That's right, I'm in the early midgame. Well, *very* early midgame of roguelike development. My plan is to eventually release a game named Straylight: Divergence, a sci-fi roguelike with some transhumanist themes. But here's all I have right now,
in the form of a video (Don't ask me what those Haskell libraries like HTTP and xml are doing in the first few frames, I'll be looking at the packages I depend on and what sort of weird dependencies they have once I'm closer to release time). Going through it, you can see I have:
- A walking @, yeah!
- An environment of some sort to play in. The room and connection layouts are supposed to look a bit like a university campus or a small office complex that's built "close to nature", with outdoors areas everywhere, and trying to avoid corridors (corridors are a bane of interesting gameplay).
- Other walking @s. They pathfind to randomly picked positions.
- A mess of characters in the indoors rooms. I intend to eventually get around to implementing some sort of
furniture, these characters display places where it could go without disrupting paths between doors inside rooms.
- A sort of "shooting" (though there are no guns in the game yet) and "jumping" (with no limits on how far you can jump) interface.
- Incredibly basic character stats. Stamina doesn't do anything and I'm not entirely sure it will even stay in the game. I kill one walking @ by shooting at it ten times.
- Oh, and forgot to show this in the video, but you can pick objects up and they'll be carried with you. At least as much as the game state knows, anyway, there is no actual inventory interface yet.
That's all well and good, but where do I eventually intend to get? Well, here's pitch.txt, which I hope to use as the feature list when I eventually announce a v1.0:
- A mixture of melee and firearms combat, somewhat influenced by the Matrix series (but not as flashy), with cover as a significant element in gameplay
- Acrobatic combat moves controlled by "dancing" a la PrincessRL
- No killing rats or worrying about food - you are a badass superagent right from the first turn
- Equipment- and implant-based raceless, level-less, XP-less, skill-less and almost classless character customization
- Five character archetypes to kick off a specialised build (while avoiding limiting your later options): Homo Superior, Catlike Assassin, Hulking Brute, Half-brained Abomination, and Robed Ascetic
- A mid-hard approach to the science fiction theme, avoiding things like rayguns and psionics, but allowing for all sorts of cinematic transhumanism and weird physics
- Character advancement based on a large tree of perks ranging from mundane advantages like increasing your character's hitpoints, to special abilities like wallrunning or ability to "undo" actions
- Cyberware, bioware, nanites, performance-enhancing drugs, special mental disciplines, and more ways to make your character greater than human!
- A variety of psychoses to suffer from if one goes too far in one's human enhancement forays (based on a sort of sanity meter)

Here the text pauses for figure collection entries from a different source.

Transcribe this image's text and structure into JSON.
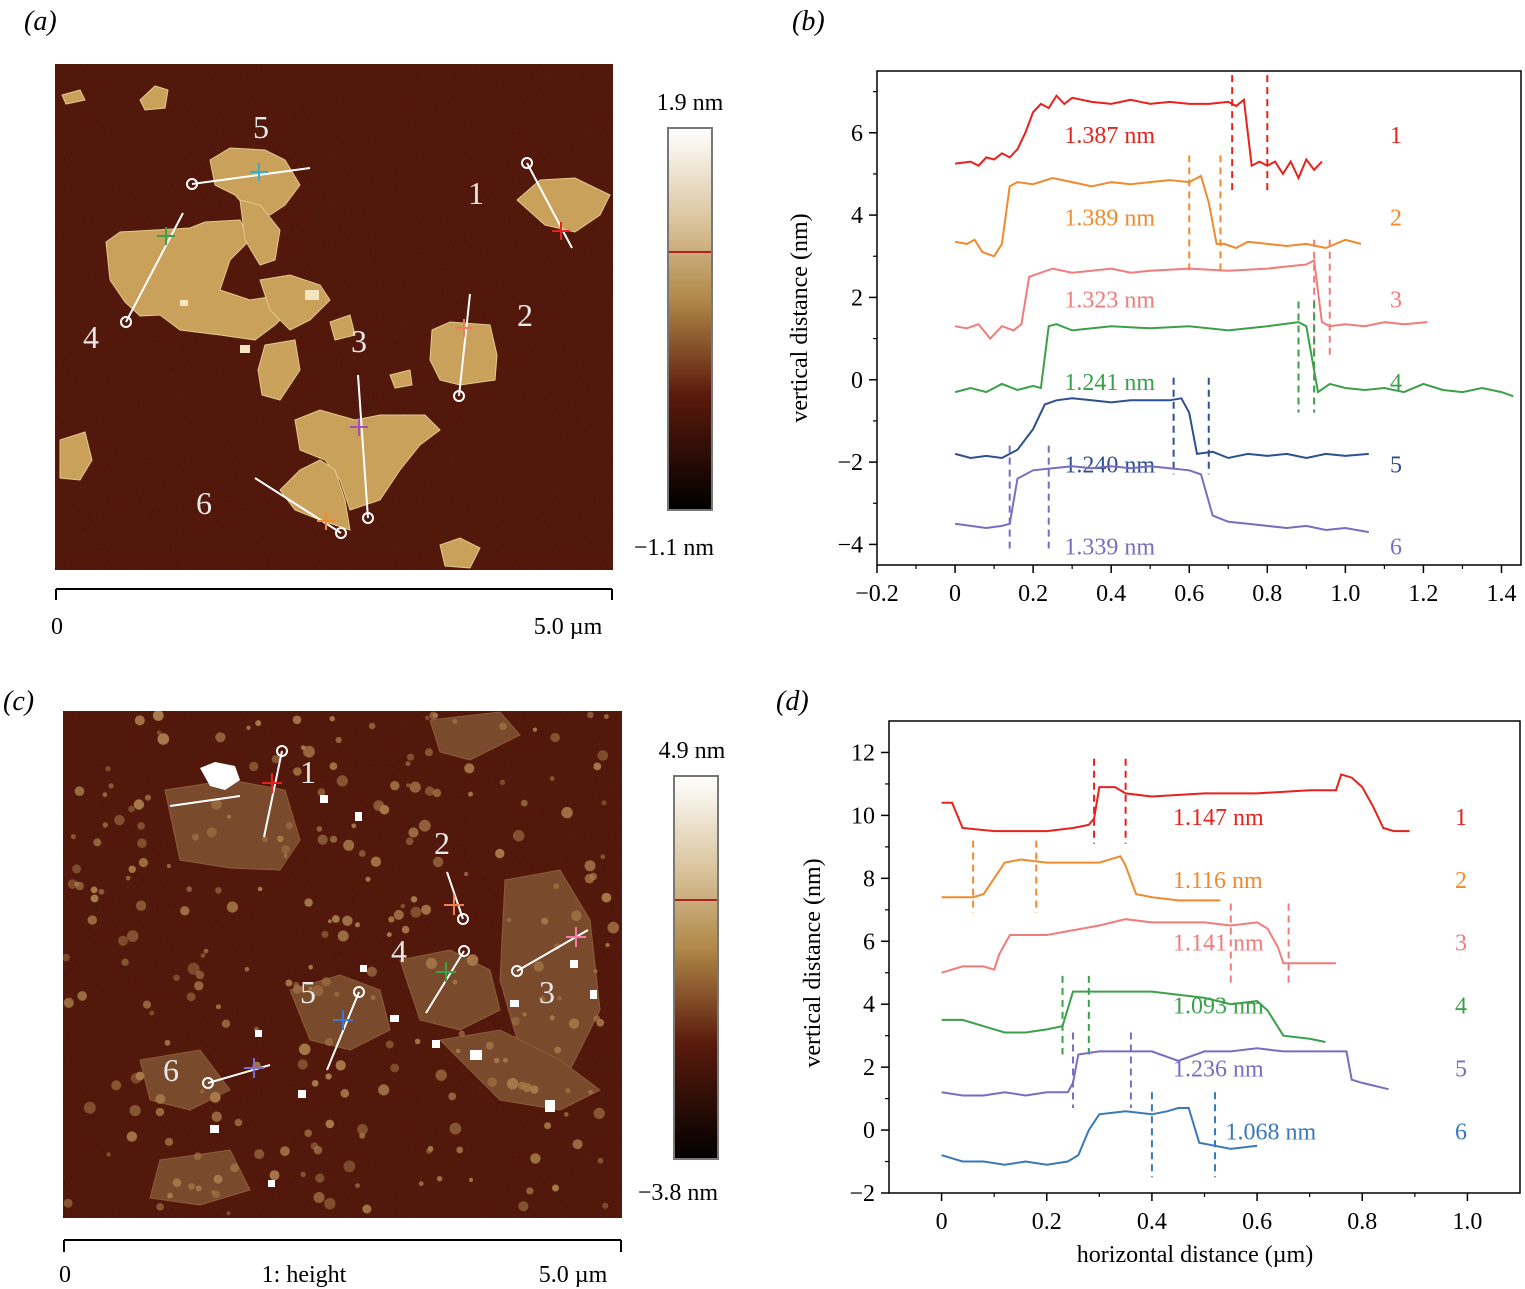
{
  "panels": {
    "a": {
      "label": "(a)",
      "image_labels": [
        "1",
        "2",
        "3",
        "4",
        "5",
        "6"
      ],
      "colorbar": {
        "max_label": "1.9 nm",
        "min_label": "−1.1 nm"
      },
      "scalebar": {
        "start_label": "0",
        "end_label": "5.0 µm"
      }
    },
    "b": {
      "label": "(b)"
    },
    "c": {
      "label": "(c)",
      "image_labels": [
        "1",
        "2",
        "3",
        "4",
        "5",
        "6"
      ],
      "colorbar": {
        "max_label": "4.9 nm",
        "min_label": "−3.8 nm"
      },
      "scalebar": {
        "start_label": "0",
        "mid_label": "1: height",
        "end_label": "5.0 µm"
      }
    },
    "d": {
      "label": "(d)"
    }
  },
  "colors": {
    "series": [
      "#e8211c",
      "#f08a2e",
      "#f07c7c",
      "#3aa04a",
      "#2e4f90",
      "#7a6cc0"
    ],
    "series_d": [
      "#e8211c",
      "#f08a2e",
      "#f07c7c",
      "#3aa04a",
      "#7a6cc0",
      "#3a78b8"
    ],
    "afm_substrate": "#5a1a0c",
    "afm_flake": "#c9a15a",
    "colorbar_top": "#ffffff",
    "colorbar_mid": "#b08848",
    "colorbar_low": "#5a1a0c",
    "colorbar_bottom": "#000000"
  },
  "chart_data": [
    {
      "type": "line",
      "panel": "b",
      "xlabel": "",
      "ylabel": "vertical distance (nm)",
      "xlim": [
        -0.2,
        1.45
      ],
      "ylim": [
        -4.5,
        7.5
      ],
      "xticks": [
        "−0.2",
        "0",
        "0.2",
        "0.4",
        "0.6",
        "0.8",
        "1.0",
        "1.2",
        "1.4"
      ],
      "xtick_values": [
        -0.2,
        0,
        0.2,
        0.4,
        0.6,
        0.8,
        1.0,
        1.2,
        1.4
      ],
      "yticks": [
        "−4",
        "−2",
        "0",
        "2",
        "4",
        "6"
      ],
      "ytick_values": [
        -4,
        -2,
        0,
        2,
        4,
        6
      ],
      "series": [
        {
          "name": "1",
          "height_label": "1.387 nm",
          "label_at": [
            0.28,
            5.75
          ],
          "markers": [
            0.71,
            0.8
          ],
          "x": [
            0,
            0.04,
            0.06,
            0.08,
            0.1,
            0.12,
            0.14,
            0.16,
            0.18,
            0.2,
            0.22,
            0.24,
            0.26,
            0.28,
            0.3,
            0.35,
            0.4,
            0.45,
            0.5,
            0.55,
            0.6,
            0.65,
            0.7,
            0.72,
            0.74,
            0.76,
            0.78,
            0.8,
            0.82,
            0.84,
            0.86,
            0.88,
            0.9,
            0.92,
            0.94
          ],
          "y": [
            5.25,
            5.3,
            5.2,
            5.4,
            5.35,
            5.5,
            5.4,
            5.6,
            6.0,
            6.5,
            6.7,
            6.6,
            6.9,
            6.7,
            6.85,
            6.75,
            6.7,
            6.8,
            6.7,
            6.75,
            6.7,
            6.7,
            6.75,
            6.65,
            6.8,
            5.2,
            5.3,
            5.2,
            5.3,
            5.0,
            5.3,
            4.9,
            5.35,
            5.1,
            5.3
          ]
        },
        {
          "name": "2",
          "height_label": "1.389 nm",
          "label_at": [
            0.28,
            3.75
          ],
          "markers": [
            0.6,
            0.68
          ],
          "x": [
            0,
            0.03,
            0.05,
            0.07,
            0.1,
            0.12,
            0.14,
            0.16,
            0.2,
            0.25,
            0.3,
            0.35,
            0.4,
            0.45,
            0.5,
            0.55,
            0.6,
            0.63,
            0.65,
            0.67,
            0.69,
            0.72,
            0.75,
            0.8,
            0.85,
            0.9,
            0.95,
            1.0,
            1.04
          ],
          "y": [
            3.35,
            3.3,
            3.4,
            3.1,
            3.0,
            3.3,
            4.7,
            4.8,
            4.75,
            4.9,
            4.8,
            4.7,
            4.8,
            4.75,
            4.8,
            4.85,
            4.8,
            4.95,
            4.3,
            3.3,
            3.3,
            3.2,
            3.35,
            3.3,
            3.25,
            3.3,
            3.2,
            3.4,
            3.3
          ]
        },
        {
          "name": "3",
          "height_label": "1.323 nm",
          "label_at": [
            0.28,
            1.75
          ],
          "markers": [
            0.92,
            0.96
          ],
          "x": [
            0,
            0.03,
            0.06,
            0.09,
            0.12,
            0.15,
            0.17,
            0.19,
            0.22,
            0.25,
            0.3,
            0.35,
            0.4,
            0.45,
            0.5,
            0.6,
            0.7,
            0.8,
            0.85,
            0.9,
            0.92,
            0.94,
            0.96,
            1.0,
            1.05,
            1.1,
            1.15,
            1.21
          ],
          "y": [
            1.3,
            1.25,
            1.35,
            1.0,
            1.3,
            1.2,
            1.35,
            2.5,
            2.6,
            2.7,
            2.6,
            2.65,
            2.7,
            2.6,
            2.65,
            2.7,
            2.65,
            2.7,
            2.75,
            2.8,
            2.9,
            1.4,
            1.3,
            1.35,
            1.3,
            1.4,
            1.35,
            1.4
          ]
        },
        {
          "name": "4",
          "height_label": "1.241 nm",
          "label_at": [
            0.28,
            -0.25
          ],
          "markers": [
            0.88,
            0.92
          ],
          "x": [
            0,
            0.04,
            0.08,
            0.12,
            0.16,
            0.2,
            0.22,
            0.24,
            0.26,
            0.3,
            0.4,
            0.5,
            0.6,
            0.7,
            0.8,
            0.88,
            0.9,
            0.93,
            0.96,
            1.0,
            1.05,
            1.1,
            1.15,
            1.2,
            1.25,
            1.3,
            1.35,
            1.4,
            1.43
          ],
          "y": [
            -0.3,
            -0.2,
            -0.3,
            -0.1,
            -0.25,
            -0.15,
            -0.2,
            1.3,
            1.35,
            1.2,
            1.3,
            1.25,
            1.3,
            1.2,
            1.3,
            1.4,
            1.3,
            -0.3,
            -0.1,
            -0.2,
            -0.25,
            -0.2,
            -0.3,
            -0.1,
            -0.25,
            -0.3,
            -0.2,
            -0.3,
            -0.4
          ]
        },
        {
          "name": "5",
          "height_label": "1.240 nm",
          "label_at": [
            0.28,
            -2.25
          ],
          "markers": [
            0.56,
            0.65
          ],
          "x": [
            0,
            0.04,
            0.08,
            0.12,
            0.16,
            0.2,
            0.23,
            0.26,
            0.3,
            0.35,
            0.4,
            0.45,
            0.5,
            0.55,
            0.58,
            0.6,
            0.62,
            0.66,
            0.7,
            0.75,
            0.8,
            0.85,
            0.9,
            0.95,
            1.0,
            1.06
          ],
          "y": [
            -1.8,
            -1.9,
            -1.85,
            -1.9,
            -1.7,
            -1.2,
            -0.6,
            -0.5,
            -0.45,
            -0.5,
            -0.55,
            -0.5,
            -0.5,
            -0.5,
            -0.45,
            -0.8,
            -1.8,
            -1.75,
            -1.9,
            -1.8,
            -1.85,
            -1.8,
            -1.9,
            -1.8,
            -1.85,
            -1.8
          ]
        },
        {
          "name": "6",
          "height_label": "1.339 nm",
          "label_at": [
            0.28,
            -4.25
          ],
          "markers": [
            0.14,
            0.24
          ],
          "x": [
            0,
            0.04,
            0.08,
            0.12,
            0.14,
            0.16,
            0.2,
            0.25,
            0.3,
            0.35,
            0.4,
            0.45,
            0.5,
            0.55,
            0.6,
            0.63,
            0.66,
            0.7,
            0.75,
            0.8,
            0.85,
            0.9,
            0.95,
            1.0,
            1.06
          ],
          "y": [
            -3.5,
            -3.55,
            -3.6,
            -3.55,
            -3.5,
            -2.4,
            -2.2,
            -2.15,
            -2.1,
            -2.15,
            -2.1,
            -2.15,
            -2.1,
            -2.15,
            -2.2,
            -2.3,
            -3.3,
            -3.45,
            -3.5,
            -3.55,
            -3.6,
            -3.55,
            -3.65,
            -3.6,
            -3.7
          ]
        }
      ]
    },
    {
      "type": "line",
      "panel": "d",
      "xlabel": "horizontal distance (µm)",
      "ylabel": "vertical distance (nm)",
      "xlim": [
        -0.1,
        1.1
      ],
      "ylim": [
        -2,
        13
      ],
      "xticks": [
        "0",
        "0.2",
        "0.4",
        "0.6",
        "0.8",
        "1.0"
      ],
      "xtick_values": [
        0,
        0.2,
        0.4,
        0.6,
        0.8,
        1.0
      ],
      "yticks": [
        "−2",
        "0",
        "2",
        "4",
        "6",
        "8",
        "10",
        "12"
      ],
      "ytick_values": [
        -2,
        0,
        2,
        4,
        6,
        8,
        10,
        12
      ],
      "series": [
        {
          "name": "1",
          "height_label": "1.147 nm",
          "label_at": [
            0.44,
            9.7
          ],
          "markers": [
            0.29,
            0.35
          ],
          "x": [
            0,
            0.02,
            0.04,
            0.1,
            0.2,
            0.25,
            0.28,
            0.29,
            0.3,
            0.33,
            0.35,
            0.4,
            0.5,
            0.6,
            0.7,
            0.74,
            0.75,
            0.76,
            0.78,
            0.8,
            0.82,
            0.84,
            0.86,
            0.89
          ],
          "y": [
            10.4,
            10.4,
            9.6,
            9.5,
            9.5,
            9.6,
            9.7,
            9.9,
            10.9,
            10.9,
            10.7,
            10.6,
            10.7,
            10.7,
            10.8,
            10.8,
            10.8,
            11.3,
            11.2,
            10.9,
            10.3,
            9.6,
            9.5,
            9.5
          ]
        },
        {
          "name": "2",
          "height_label": "1.116 nm",
          "label_at": [
            0.44,
            7.7
          ],
          "markers": [
            0.06,
            0.18
          ],
          "x": [
            0,
            0.06,
            0.08,
            0.1,
            0.12,
            0.15,
            0.2,
            0.25,
            0.3,
            0.34,
            0.35,
            0.37,
            0.4,
            0.45,
            0.5,
            0.53
          ],
          "y": [
            7.4,
            7.4,
            7.5,
            8.0,
            8.5,
            8.6,
            8.5,
            8.5,
            8.5,
            8.7,
            8.4,
            7.5,
            7.4,
            7.3,
            7.3,
            7.3
          ]
        },
        {
          "name": "3",
          "height_label": "1.141 nm",
          "label_at": [
            0.44,
            5.7
          ],
          "markers": [
            0.55,
            0.66
          ],
          "x": [
            0,
            0.04,
            0.08,
            0.1,
            0.11,
            0.13,
            0.2,
            0.3,
            0.35,
            0.4,
            0.5,
            0.55,
            0.6,
            0.62,
            0.64,
            0.65,
            0.68,
            0.72,
            0.75
          ],
          "y": [
            5.0,
            5.2,
            5.2,
            5.1,
            5.6,
            6.2,
            6.2,
            6.5,
            6.7,
            6.6,
            6.6,
            6.5,
            6.6,
            6.4,
            5.8,
            5.3,
            5.3,
            5.3,
            5.3
          ]
        },
        {
          "name": "4",
          "height_label": "1.093 nm",
          "label_at": [
            0.44,
            3.7
          ],
          "markers": [
            0.23,
            0.28
          ],
          "x": [
            0,
            0.04,
            0.08,
            0.12,
            0.16,
            0.2,
            0.23,
            0.25,
            0.3,
            0.4,
            0.5,
            0.55,
            0.6,
            0.62,
            0.65,
            0.7,
            0.73
          ],
          "y": [
            3.5,
            3.5,
            3.3,
            3.1,
            3.1,
            3.2,
            3.3,
            4.4,
            4.4,
            4.4,
            4.2,
            4.0,
            4.1,
            3.8,
            3.0,
            2.9,
            2.8
          ]
        },
        {
          "name": "5",
          "height_label": "1.236 nm",
          "label_at": [
            0.44,
            1.7
          ],
          "markers": [
            0.25,
            0.36
          ],
          "x": [
            0,
            0.04,
            0.08,
            0.12,
            0.16,
            0.2,
            0.24,
            0.25,
            0.26,
            0.3,
            0.4,
            0.45,
            0.5,
            0.55,
            0.6,
            0.65,
            0.7,
            0.75,
            0.77,
            0.78,
            0.8,
            0.85
          ],
          "y": [
            1.2,
            1.1,
            1.1,
            1.2,
            1.1,
            1.2,
            1.2,
            1.5,
            2.4,
            2.5,
            2.5,
            2.2,
            2.5,
            2.5,
            2.6,
            2.5,
            2.5,
            2.5,
            2.5,
            1.6,
            1.5,
            1.3
          ]
        },
        {
          "name": "6",
          "height_label": "1.068 nm",
          "label_at": [
            0.54,
            -0.3
          ],
          "markers": [
            0.4,
            0.52
          ],
          "x": [
            0,
            0.04,
            0.08,
            0.12,
            0.16,
            0.2,
            0.24,
            0.26,
            0.28,
            0.3,
            0.35,
            0.4,
            0.43,
            0.45,
            0.47,
            0.49,
            0.52,
            0.55,
            0.6
          ],
          "y": [
            -0.8,
            -1.0,
            -1.0,
            -1.1,
            -1.0,
            -1.1,
            -1.0,
            -0.8,
            0.0,
            0.5,
            0.6,
            0.5,
            0.6,
            0.7,
            0.7,
            -0.4,
            -0.5,
            -0.6,
            -0.5
          ]
        }
      ]
    }
  ]
}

Some of these things I've got more specific plans about, some only a couple of vague ideas of. You'll note I've been savvy enough not to try to design a procedural plot generator, or to use complicated AI techniques, or make a MMORPG, or any of the other usual stupid pitfalls. But I haven't been savvy enough to come up with a development schedule that would take me to something playable through minimal effort (something that in fact screwed me over a bit in the past as I spent weeks working on some fancy subsystems that I've gutted by now after realising how completely useless or unimplementable they are), and still don't really know where to go with development.

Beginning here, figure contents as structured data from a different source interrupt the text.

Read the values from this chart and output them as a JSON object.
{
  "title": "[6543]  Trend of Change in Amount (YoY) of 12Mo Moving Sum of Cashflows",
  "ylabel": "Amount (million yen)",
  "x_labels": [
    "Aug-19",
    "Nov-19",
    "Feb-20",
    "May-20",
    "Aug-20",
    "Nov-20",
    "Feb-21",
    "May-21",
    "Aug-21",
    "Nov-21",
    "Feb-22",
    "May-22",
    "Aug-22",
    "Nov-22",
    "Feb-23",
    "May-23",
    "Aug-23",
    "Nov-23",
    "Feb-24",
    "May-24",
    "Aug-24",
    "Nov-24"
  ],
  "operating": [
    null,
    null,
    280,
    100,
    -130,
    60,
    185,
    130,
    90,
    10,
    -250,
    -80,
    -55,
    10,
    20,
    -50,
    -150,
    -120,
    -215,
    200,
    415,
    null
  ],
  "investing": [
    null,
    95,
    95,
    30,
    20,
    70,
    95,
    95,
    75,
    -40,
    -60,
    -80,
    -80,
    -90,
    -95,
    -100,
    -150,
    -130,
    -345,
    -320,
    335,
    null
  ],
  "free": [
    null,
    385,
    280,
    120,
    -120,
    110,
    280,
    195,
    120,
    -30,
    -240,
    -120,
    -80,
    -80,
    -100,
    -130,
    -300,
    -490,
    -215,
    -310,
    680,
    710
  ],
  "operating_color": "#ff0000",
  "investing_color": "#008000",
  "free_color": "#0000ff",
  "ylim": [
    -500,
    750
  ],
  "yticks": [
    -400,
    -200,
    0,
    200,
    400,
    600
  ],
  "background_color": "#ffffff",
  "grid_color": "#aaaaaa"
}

So right now I'm having something of motivational/organizational problem: Here in the early midgame of roguelike development, you can get started on anything, but everything depends on something you haven't yet finished. I could just randomly decide to improve the interface for shooting, but I don't have a way to determine what's a good target yet. I could make an inventory interface, but I haven't decided what sort of an inventory system I should have and, for instance, how many different objects to expect the player to have to manage. I could try and see if I can make the NPCs start acting in more meaningful ways and reacting to things, but it would be so nice to at least have an idea of what sorts of NPCs I want, not to mention finishing with the furniture so I could have them interact with that...
... actually, come to think of it, I might just do message printing next.
So, uh, yeah. Please feel free to ask questions, make comments, commiserate about the difficulty of developing with a spec that's partially half-formed in your head, etc.. I just went public with this in the hope of refreshing some motivation points.